Tech

With the TikTok ban looming, this Chinese app is becoming popular with Americans


NEW YORK – Chinese social media app RedNote, known in China as Xiaohongshu, gained nearly 3 million users in the US in a single day earlier this week as a wave of “TikTok Refugees” claimed to be participating, according to new data from analytics firm Similarweb.

The Chinese app had about 3.4 million daily active users on both iOS and Android devices in the United States as of Monday, up from less than 700,000 the day before and about 300,000 last week, according to estimates by Similarweb.

The influx of users has been boosted by a US ban on TikTok, which is used by 170 million Americans, because of national security concerns.

The data shows an even bigger swing for RedNote among US users this week than previously known, explaining its dramatic rise to the top of the download rankings down of the US app store.

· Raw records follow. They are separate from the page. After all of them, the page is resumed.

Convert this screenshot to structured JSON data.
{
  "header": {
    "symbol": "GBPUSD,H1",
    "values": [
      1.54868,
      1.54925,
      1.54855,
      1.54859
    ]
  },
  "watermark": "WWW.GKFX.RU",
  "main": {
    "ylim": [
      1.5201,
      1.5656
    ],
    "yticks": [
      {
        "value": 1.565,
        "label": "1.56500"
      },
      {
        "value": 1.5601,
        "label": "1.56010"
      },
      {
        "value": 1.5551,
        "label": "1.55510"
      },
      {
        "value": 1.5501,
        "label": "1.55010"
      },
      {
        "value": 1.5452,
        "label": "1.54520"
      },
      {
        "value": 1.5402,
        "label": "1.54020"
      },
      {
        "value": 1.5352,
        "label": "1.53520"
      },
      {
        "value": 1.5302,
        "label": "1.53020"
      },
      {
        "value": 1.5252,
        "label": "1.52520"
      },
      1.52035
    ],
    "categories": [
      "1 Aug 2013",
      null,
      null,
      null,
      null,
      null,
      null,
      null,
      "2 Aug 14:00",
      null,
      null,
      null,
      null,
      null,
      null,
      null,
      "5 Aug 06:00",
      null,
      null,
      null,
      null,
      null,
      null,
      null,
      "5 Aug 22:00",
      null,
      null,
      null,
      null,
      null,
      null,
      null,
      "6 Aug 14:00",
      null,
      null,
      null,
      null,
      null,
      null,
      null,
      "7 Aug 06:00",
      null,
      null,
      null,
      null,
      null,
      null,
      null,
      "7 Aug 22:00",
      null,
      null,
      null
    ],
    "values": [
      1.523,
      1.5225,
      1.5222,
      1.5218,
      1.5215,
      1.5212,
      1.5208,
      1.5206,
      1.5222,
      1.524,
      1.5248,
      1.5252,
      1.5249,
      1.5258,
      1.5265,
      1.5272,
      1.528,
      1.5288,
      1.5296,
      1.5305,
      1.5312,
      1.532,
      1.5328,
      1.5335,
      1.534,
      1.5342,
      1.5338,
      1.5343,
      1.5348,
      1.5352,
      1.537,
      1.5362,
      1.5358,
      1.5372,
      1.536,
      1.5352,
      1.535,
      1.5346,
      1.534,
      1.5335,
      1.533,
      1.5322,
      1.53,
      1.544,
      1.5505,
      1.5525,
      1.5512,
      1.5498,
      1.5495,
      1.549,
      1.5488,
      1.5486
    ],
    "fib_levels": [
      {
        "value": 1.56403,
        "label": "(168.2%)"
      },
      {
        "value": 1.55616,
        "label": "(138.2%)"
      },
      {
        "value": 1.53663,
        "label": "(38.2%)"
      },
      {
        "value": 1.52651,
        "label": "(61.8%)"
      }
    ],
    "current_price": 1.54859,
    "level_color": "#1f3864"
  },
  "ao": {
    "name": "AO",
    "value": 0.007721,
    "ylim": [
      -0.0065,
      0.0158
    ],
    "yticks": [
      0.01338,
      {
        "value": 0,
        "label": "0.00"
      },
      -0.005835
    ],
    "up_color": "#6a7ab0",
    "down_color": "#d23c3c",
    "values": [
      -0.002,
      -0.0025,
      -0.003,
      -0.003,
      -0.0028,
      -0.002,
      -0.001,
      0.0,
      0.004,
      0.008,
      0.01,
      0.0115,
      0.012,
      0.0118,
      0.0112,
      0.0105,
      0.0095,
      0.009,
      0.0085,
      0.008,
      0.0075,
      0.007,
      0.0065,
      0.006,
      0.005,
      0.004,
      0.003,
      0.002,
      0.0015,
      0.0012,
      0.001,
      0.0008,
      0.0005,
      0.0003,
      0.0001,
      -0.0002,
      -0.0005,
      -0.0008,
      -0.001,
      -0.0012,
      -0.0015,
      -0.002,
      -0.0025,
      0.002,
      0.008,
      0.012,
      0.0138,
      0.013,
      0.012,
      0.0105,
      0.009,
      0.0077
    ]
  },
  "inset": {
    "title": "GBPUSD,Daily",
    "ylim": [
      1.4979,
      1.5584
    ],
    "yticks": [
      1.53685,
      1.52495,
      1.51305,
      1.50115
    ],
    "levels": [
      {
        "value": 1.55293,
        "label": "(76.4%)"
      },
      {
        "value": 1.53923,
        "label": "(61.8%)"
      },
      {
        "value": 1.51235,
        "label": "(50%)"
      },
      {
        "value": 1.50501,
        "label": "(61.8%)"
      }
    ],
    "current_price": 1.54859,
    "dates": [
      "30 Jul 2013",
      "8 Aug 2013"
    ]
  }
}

Reuters reported on Tuesday that more than 700,000 new users have joined the app in just two days.

It also shows the platform is racing ahead of sister app TikTok Lemon8, which saw moderate growth after parent company ByteDance linked the login functions of the two apps in November.

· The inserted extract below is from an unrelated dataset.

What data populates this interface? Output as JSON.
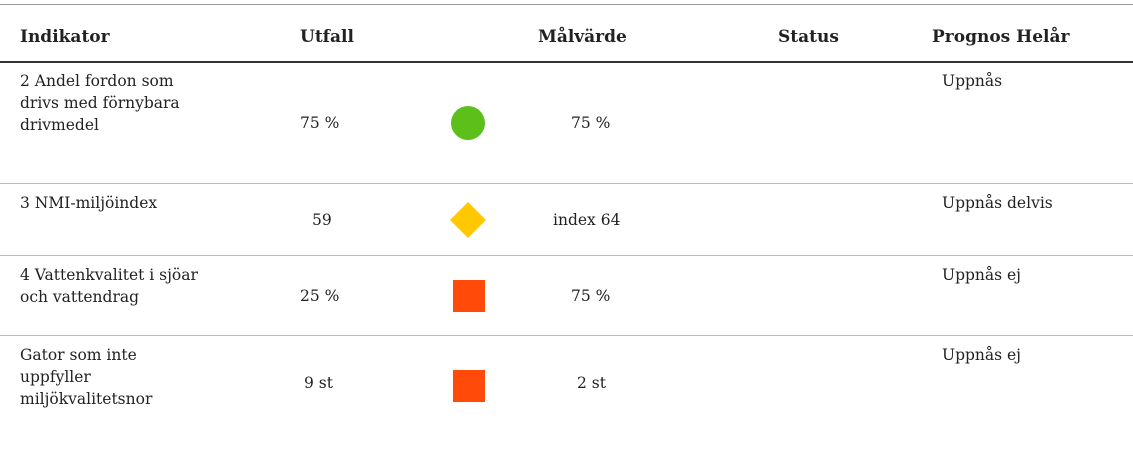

Lemon8 had 1.7 million daily active users in the United States on Monday, up from about 1.1 million in previous weeks, according to Similarweb.

Meanwhile, TikTok usage in the United States fell before the ban, down 2.1% from the previous week, to about 82.2 million daily active users, Similarweb said.

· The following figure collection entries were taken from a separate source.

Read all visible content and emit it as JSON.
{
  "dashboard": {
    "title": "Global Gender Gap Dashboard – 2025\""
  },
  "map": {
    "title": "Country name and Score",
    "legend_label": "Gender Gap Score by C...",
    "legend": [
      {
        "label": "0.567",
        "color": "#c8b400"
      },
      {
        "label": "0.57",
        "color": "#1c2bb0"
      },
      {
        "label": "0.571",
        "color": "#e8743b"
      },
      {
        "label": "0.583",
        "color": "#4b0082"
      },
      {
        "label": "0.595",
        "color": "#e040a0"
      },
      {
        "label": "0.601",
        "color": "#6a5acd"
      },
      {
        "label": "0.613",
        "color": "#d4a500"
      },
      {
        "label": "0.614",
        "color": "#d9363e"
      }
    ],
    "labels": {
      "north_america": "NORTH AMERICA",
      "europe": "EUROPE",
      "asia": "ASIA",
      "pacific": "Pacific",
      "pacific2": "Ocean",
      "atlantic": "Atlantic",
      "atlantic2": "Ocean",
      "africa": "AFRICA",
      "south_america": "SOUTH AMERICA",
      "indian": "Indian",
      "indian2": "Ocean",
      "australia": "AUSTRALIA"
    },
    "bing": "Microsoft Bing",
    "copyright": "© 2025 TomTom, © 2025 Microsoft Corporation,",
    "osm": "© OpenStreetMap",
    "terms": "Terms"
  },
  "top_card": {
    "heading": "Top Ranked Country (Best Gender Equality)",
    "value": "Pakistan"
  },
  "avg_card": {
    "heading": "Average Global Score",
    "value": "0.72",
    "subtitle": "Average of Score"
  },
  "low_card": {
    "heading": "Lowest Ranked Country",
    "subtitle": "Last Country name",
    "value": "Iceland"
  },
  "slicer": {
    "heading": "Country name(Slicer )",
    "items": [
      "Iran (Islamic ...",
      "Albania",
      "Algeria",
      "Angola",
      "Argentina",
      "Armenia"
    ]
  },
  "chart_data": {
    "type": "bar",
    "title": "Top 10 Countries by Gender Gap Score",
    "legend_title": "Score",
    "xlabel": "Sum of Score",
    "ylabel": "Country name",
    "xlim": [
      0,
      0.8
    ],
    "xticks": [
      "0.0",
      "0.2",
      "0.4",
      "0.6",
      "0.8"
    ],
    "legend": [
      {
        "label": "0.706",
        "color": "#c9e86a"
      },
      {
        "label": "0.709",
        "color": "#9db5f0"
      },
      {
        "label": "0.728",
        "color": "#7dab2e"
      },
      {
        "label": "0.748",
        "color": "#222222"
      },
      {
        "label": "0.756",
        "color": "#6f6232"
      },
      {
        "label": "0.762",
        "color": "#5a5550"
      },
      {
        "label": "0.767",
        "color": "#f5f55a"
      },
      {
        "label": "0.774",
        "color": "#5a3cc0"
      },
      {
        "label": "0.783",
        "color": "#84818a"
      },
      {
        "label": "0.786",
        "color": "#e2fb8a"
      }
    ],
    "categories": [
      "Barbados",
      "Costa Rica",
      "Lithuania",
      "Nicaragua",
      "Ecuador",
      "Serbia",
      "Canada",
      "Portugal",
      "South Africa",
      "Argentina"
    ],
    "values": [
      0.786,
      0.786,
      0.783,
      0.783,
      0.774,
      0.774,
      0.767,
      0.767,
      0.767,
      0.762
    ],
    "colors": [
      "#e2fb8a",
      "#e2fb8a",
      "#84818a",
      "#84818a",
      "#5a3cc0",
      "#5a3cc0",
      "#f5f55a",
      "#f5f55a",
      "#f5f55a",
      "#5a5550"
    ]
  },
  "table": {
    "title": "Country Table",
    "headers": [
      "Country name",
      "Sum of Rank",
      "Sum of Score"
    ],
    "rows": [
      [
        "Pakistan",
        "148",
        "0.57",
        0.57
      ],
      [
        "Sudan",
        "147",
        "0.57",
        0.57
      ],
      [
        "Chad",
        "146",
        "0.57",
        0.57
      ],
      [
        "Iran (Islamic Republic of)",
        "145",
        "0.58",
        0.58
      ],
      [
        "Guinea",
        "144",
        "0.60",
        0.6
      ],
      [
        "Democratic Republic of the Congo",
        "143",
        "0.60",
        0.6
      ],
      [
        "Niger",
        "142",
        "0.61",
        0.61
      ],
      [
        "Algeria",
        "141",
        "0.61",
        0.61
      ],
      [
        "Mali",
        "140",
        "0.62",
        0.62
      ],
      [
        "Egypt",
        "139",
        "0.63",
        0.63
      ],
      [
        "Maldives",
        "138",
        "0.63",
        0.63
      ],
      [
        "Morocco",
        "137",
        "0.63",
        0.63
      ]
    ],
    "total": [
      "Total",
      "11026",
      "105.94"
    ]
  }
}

Many Chinese users on RedNote welcome newcomers and enthusiastically answer questions on topics such as famous Chinese dishes, tourist attractions in the city, and even China’s birth policy. China, though there are also signs that US users are testing the limits set by Beijing’s censorship authorities.

China has for years tightly controlled cyberspace through its “Great Wall” censorship architecture and blocked foreign social media networks like Instagram and X.

US users who have amassed a following and a career on TikTok for months had hoped that they would find a way to avoid the US ban passed into law in 2023, but the resignations seemed as will happen this week as the January 19 deadline approaches.